Freddie Mac announced it posted a record $28.8 billion in multifamily business volume last year. That volume includes both loan purchase and bond guarantees.

The GSE’s multifamily business increased 42%, growing from $20.3 billion in 2011. The previous multifamily business activity record of $24 billion was reached in 2008.

“It was a phenomenal year for us and the sellers and servicers in our network. We achieved record volume while maintaining strong credit discipline and providing essential liquidity to the growing multifamily mortgage market,” said David Brickman, senior vice president of Freddie Mac Multifamily.

He added, “In the fourth quarter, we completed about 33% of our yearly volume — approximately $10 billion in multifamily mortgages.” 

The volume included Freddie Mac’s targeted affordable housing products, with finance apartments receiving some form of local, state or federal government subsidy.

Earlier this month, the GSE noted that multifamily affordability is now a key focus for the firm. 

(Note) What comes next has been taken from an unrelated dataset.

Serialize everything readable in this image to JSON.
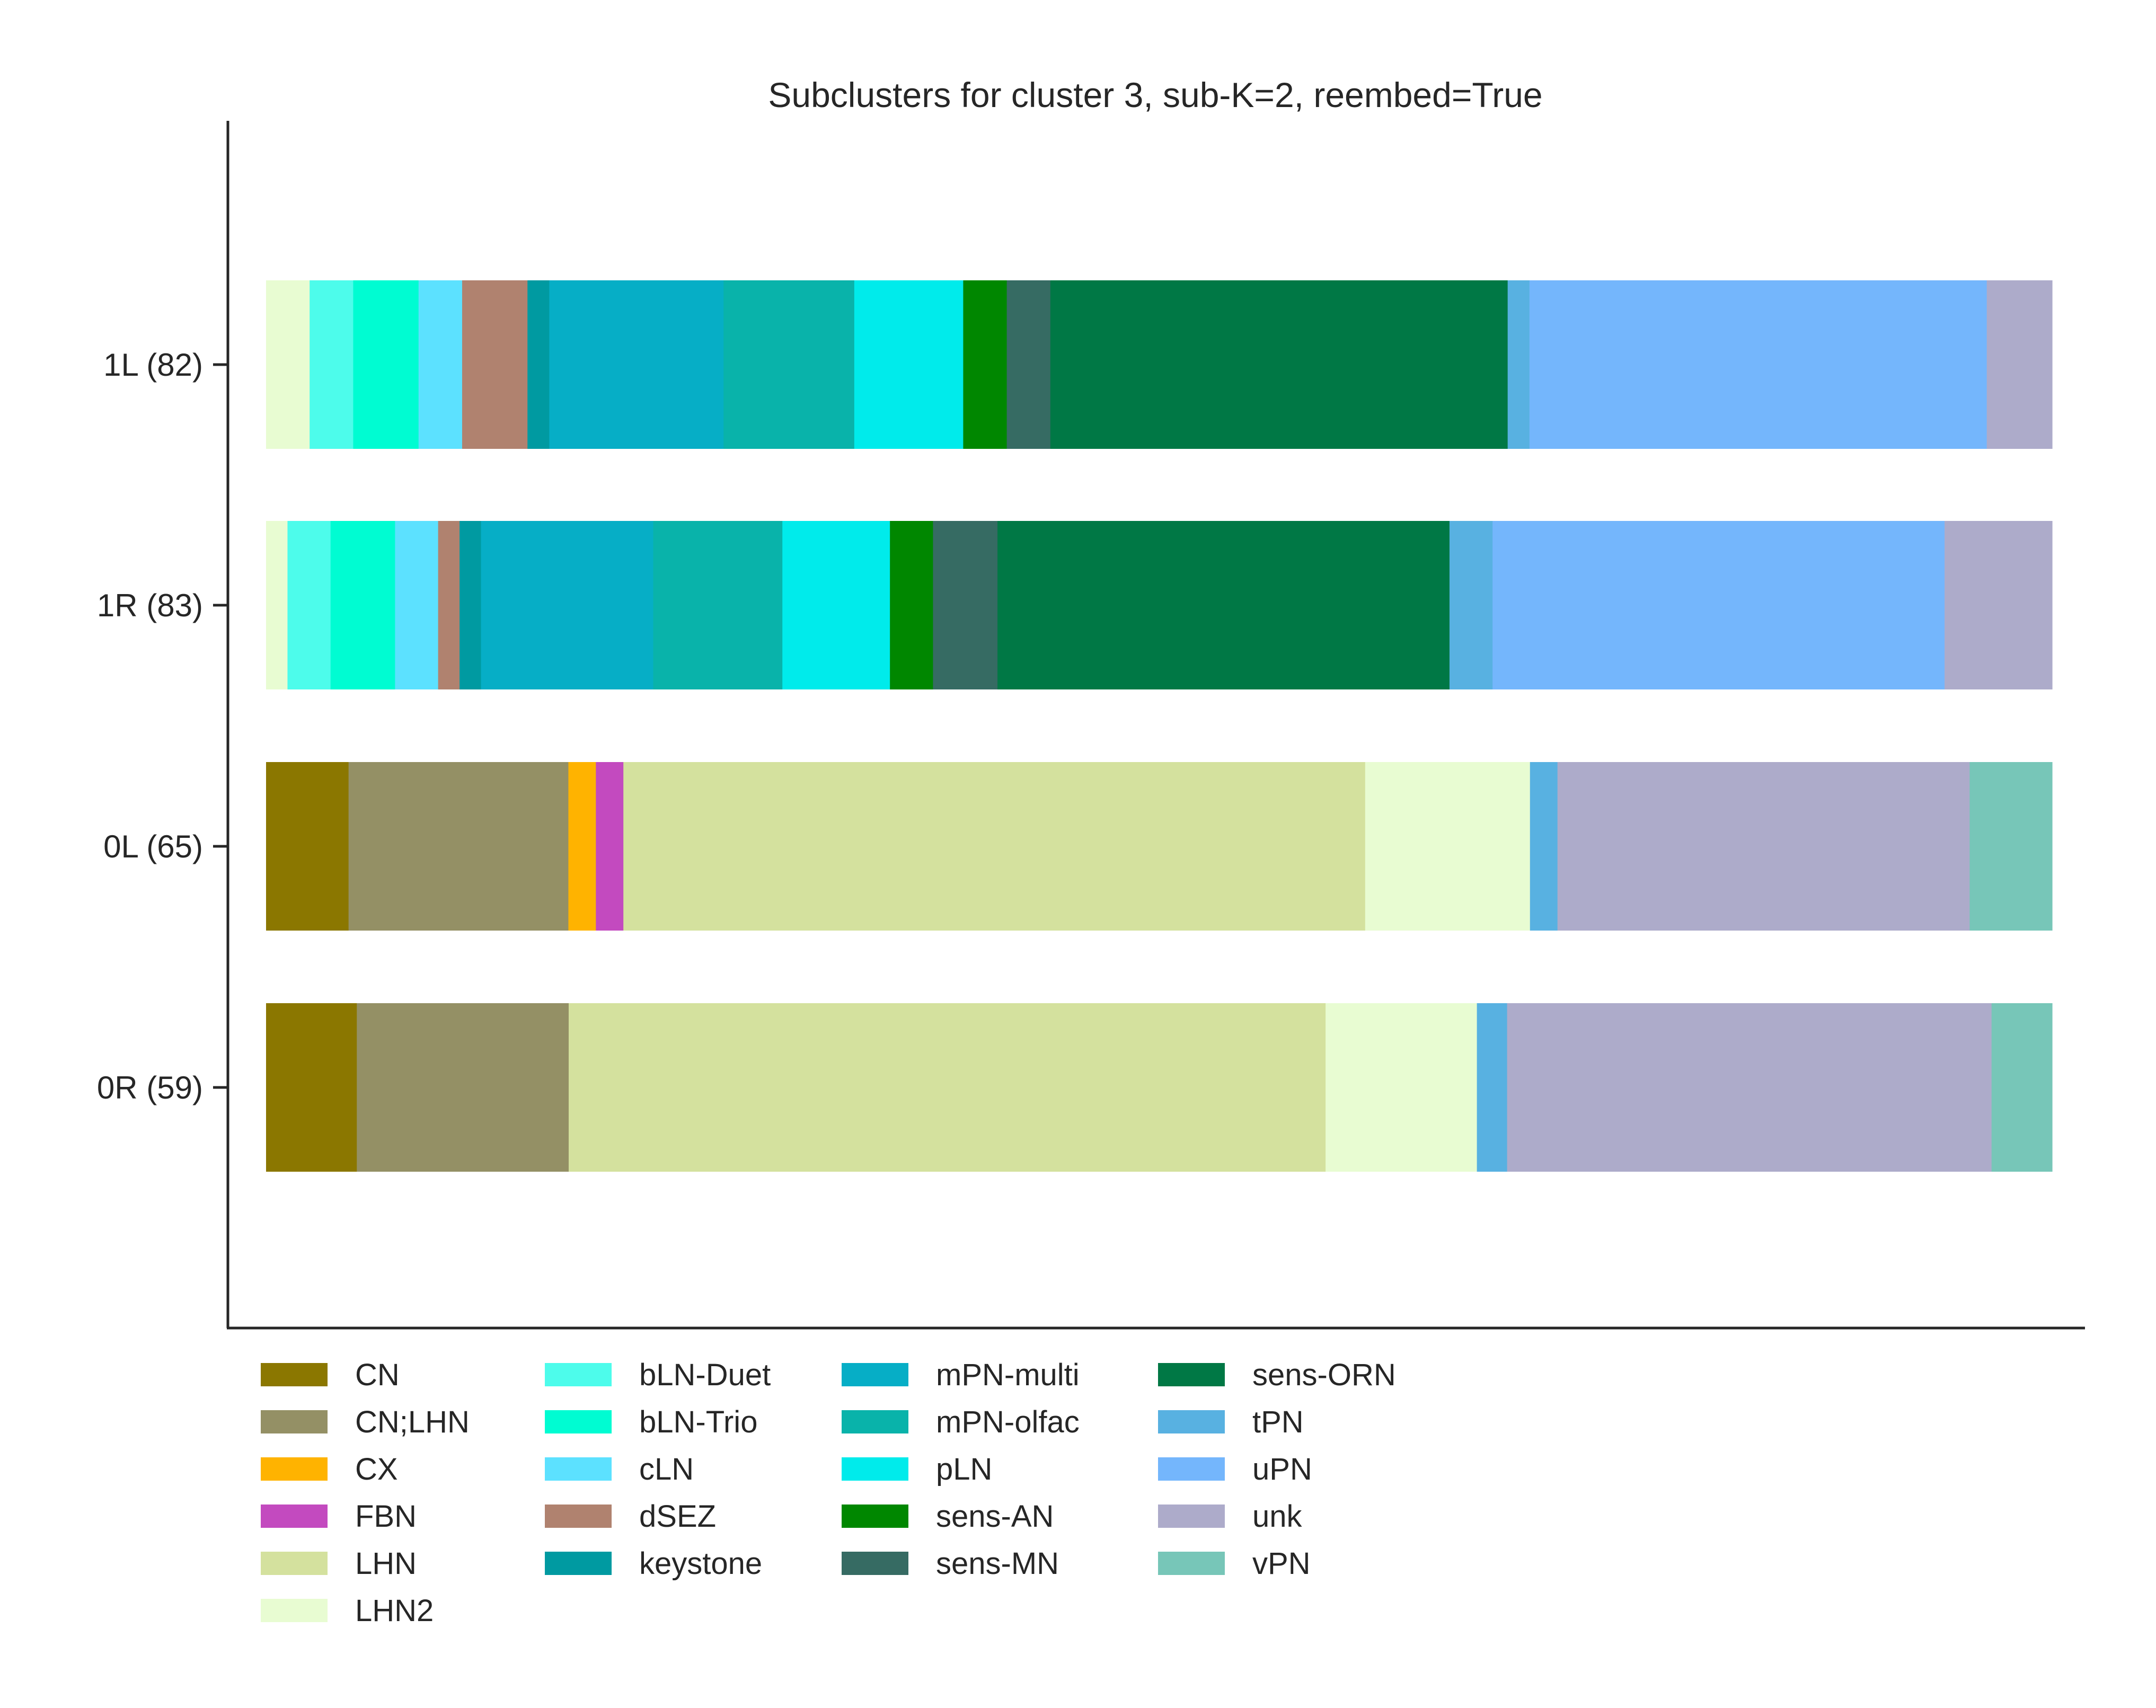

Various factors are driving the increase in rental housing affordability, including demographic trends, household formations, higher credit standards for residential mortgages and changing attitudes about homeownership in light of the housing crisis, according to Brickman.

In regards to Freddie Mac’s Capital Markets Execution program, the program settled $25 billion, or 88% of the total new purchase volume in 2012. 

The GSE securitized $21.2 billion in CME mortgages underlying 17 new K-Certificate transactions with the guarantee of the Series A certificates, totaling $17.9 billion last year.

“We anticipate an increase in securitizations this year with 10-year mortgage loans being the predominant loan type as borrowers lock-in the low interest rates,” Brickman said. 

About 54% of the total loan purchases or credit enhancement were refinances in 2012. Also, 40% were acquisitions last year, the enterprise noted.

Meanwhile, the GSE settled roughly $3 billion in targeted affordable housing products of which approximately $2.4 billion were multifamily bond credit enhancements in 2012.

Freddie Mac purchased about $650 million in senior housing mortgages and also bought more than $1.7 billion in student housing mortgages in 2012.

Furthermore, the Enterprise provided financing for more than 1,600 properties amounting to more than 435,000 apartment units, with the majority being affordable to families earning low or moderate incomes, according to the GSE.

Since the launch of Freddie Mac’s multifamily business in 1993, it has provided more 
than $290 billion in financing for about 60,000 multifamily properties.

“Multifamily is a profitable business line for Freddie Mac, and has produced nearly $4 billion in segment earnings since 2010. This includes $1.65 billion in the first nine months of 2012,” Brickman said.